Soviets give two cheers for Libya;

The Soviets have staged a strained celebration of their marriage of convenience with Libya but are seen as much more concerned over relations with Washington, developments in Poland, and the crisis in Lebanon.

The just-completed Moscow visit by mercurial Libyan leader Muammar Qaddafi marked a propaganda gain for both sides -- with the Libyans getting strong support for their recent military intervention in Chad, and the Soviets getting (hedged) endorsement of their policy in Afghanistan.

There were also Libyan-Soviet military talks, but amid fresh indications of obstacles to a reliable, uneqivocal military alliance.

More immediate Soviet attention, meanwhile, seems elsewhere.

Soviet President Leonid Brezhnev's main formal address during the Qaddafi visit, at a dinner April 27, focused less on Libya than on his troubled relations with the Reagan administration.

There is also unabated concern over Poland, as Soviet press coverage and private official remarks emphasize, although Moscow is reacting with initial caution to latest developments there.

And there is Lebanon, for six years the Arab world's smoldering fire, which is threatening more and more to engulf Soviet-allied Syria and US-allied Israel.

On April 28, Israel escalated its involvement in the latest fighting with an air attack on two Syrian helicopters only a few miles from the Syrian-Lebanese frontier. Syria, reports from the area say, has responded by setting up a battery of Soviet-manufactured surface-to-air missiles.

Earlier in April diplomats here had reported indications that the Soviets might see the Lebanese crisis as one means of activating their bid to reenter Arab-Israeli diplomacy, a province the Americans had quite happily monopolized in recent years.

But as the fighting has become more serious, Soviet news media coverage of the crisis has become slightly more restrained.

Arab and Western diplomats see this as a reflection of Soviet reluctance to risk a full-scale Arab-Israeli war, with dangers of superpower brinkmanship.

"I get the strong feeling that the Soviets are very much aware of the enormous danger of the Lebanese situation," a Western diplomat commented privately.

Colonel Qaddafi, during his Moscow visit, called for an "immediate rebuff" to Israel's "barbarous actions" in Lebanon. But the joint Soviet-Libyan communique was worded more softly, calling for an "immediate end" to outside aggression.

Still, at this writing, it remained unclear whether the Soviets had acted on an April 29 call from Washington to exercise restraining influence on the Syrians, a message reportedly also communicated during the Lebanese crisis by US diplomatic channels in Moscow.

The Soviets feel the fighting has been provoked, ultimately, by the US-armed Israelis in a bid to strike at the Soviet-backed Syrians and Palestinians in Lebanon.

A generally reliable Syrian source here said privately April 30 that the Soviets had not been urging restraint through officials in the Syrian embassy. But other diplomats pointed out such a message might well be conveyed in Damascus rather than here.

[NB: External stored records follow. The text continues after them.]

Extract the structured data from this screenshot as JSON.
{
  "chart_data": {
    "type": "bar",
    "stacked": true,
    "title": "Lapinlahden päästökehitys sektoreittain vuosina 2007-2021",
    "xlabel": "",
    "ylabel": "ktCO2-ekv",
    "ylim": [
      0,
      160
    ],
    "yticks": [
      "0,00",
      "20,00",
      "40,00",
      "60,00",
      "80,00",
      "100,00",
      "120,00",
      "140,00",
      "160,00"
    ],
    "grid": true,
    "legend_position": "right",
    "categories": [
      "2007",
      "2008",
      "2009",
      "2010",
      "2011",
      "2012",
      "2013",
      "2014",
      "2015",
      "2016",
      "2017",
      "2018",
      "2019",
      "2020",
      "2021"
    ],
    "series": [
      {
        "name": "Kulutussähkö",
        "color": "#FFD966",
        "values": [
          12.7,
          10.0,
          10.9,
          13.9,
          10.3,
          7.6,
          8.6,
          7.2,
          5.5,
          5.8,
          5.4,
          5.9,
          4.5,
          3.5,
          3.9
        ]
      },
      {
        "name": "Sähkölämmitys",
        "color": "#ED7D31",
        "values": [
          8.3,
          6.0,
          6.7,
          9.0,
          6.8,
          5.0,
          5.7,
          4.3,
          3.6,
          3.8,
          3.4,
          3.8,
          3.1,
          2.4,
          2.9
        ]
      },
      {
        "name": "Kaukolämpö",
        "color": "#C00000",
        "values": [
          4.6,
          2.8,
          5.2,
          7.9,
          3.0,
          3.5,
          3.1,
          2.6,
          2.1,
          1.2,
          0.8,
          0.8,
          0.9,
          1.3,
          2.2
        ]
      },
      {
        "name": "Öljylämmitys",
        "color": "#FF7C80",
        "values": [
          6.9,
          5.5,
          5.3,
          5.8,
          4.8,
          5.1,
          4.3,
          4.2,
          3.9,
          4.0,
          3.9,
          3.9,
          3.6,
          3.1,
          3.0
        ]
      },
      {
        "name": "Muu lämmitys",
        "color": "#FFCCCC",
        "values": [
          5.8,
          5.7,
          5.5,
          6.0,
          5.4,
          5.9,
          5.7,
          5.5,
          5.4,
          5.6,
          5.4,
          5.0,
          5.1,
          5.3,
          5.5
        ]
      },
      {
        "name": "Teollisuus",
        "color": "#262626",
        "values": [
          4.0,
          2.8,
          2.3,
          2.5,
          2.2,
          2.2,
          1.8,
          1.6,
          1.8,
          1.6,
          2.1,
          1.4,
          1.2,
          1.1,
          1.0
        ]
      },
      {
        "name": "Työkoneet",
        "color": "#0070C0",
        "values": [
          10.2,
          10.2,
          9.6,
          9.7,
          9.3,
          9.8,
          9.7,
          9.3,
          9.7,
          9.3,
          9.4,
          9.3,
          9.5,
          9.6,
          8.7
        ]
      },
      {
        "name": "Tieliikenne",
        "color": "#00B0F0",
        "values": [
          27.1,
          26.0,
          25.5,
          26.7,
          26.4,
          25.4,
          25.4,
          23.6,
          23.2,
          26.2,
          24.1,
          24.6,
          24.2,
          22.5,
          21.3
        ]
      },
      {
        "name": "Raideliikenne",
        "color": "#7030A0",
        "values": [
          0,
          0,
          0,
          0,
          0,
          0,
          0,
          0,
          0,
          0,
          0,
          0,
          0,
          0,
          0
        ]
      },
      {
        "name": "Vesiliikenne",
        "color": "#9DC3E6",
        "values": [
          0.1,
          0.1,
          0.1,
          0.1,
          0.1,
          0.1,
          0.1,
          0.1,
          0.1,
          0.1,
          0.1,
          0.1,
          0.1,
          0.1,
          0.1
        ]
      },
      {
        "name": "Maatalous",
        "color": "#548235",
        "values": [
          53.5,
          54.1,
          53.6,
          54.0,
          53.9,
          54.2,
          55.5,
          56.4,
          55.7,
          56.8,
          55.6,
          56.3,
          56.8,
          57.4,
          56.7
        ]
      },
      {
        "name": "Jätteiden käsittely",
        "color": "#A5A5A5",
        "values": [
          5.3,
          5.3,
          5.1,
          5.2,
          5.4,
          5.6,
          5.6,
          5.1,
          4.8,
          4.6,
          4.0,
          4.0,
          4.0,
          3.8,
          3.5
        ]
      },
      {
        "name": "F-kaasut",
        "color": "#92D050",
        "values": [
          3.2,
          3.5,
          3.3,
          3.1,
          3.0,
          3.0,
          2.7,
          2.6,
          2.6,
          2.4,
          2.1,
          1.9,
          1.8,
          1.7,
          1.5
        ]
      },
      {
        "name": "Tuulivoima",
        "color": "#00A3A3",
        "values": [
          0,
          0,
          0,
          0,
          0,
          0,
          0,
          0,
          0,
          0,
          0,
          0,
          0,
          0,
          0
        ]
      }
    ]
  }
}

On the Polish front, the official Soviet news media reserved immediate comment on a crucial April 29 meeting of the Communist Party leadership in Warsaw.

The authoritative Soviet newspaper Pravda April 30 printed a lengthy transcript of remarks Polish leader Stanislaw Kania made at the meeting. Moscow Radio highlighted Mr. Kania's reported pledge to "preserve and strengthen" socialism, as well as remarks critical of the Solidarity trade union movement.

The Warsaw meeting set a date for an extraordinary Polish Communist congress widely expected to cement profound political reforms. The announcement was reported without comment by Pravda.

But the Polish Communist session did not sack prominent hard-liners, as Warsaw analysts had predicted at one time, presumably in part because of a surprise April 23 visit there by the Soviet Politburo's chief communist ideologue.

Two senior officials, speaking privately to this reporter shortly before the Warsaw meeting began, said they still viewed the Polish situation as serious.

But one suggested that Moscow, whose public statements have ruled out no policy alternatives in dealing with the crisis, had not yet come to any final assessment.

While criticizing the West for "salting the wound" in Poland, he said he thought the present situation was "steady, in relative terms. . . . It could get worse, or it could get better."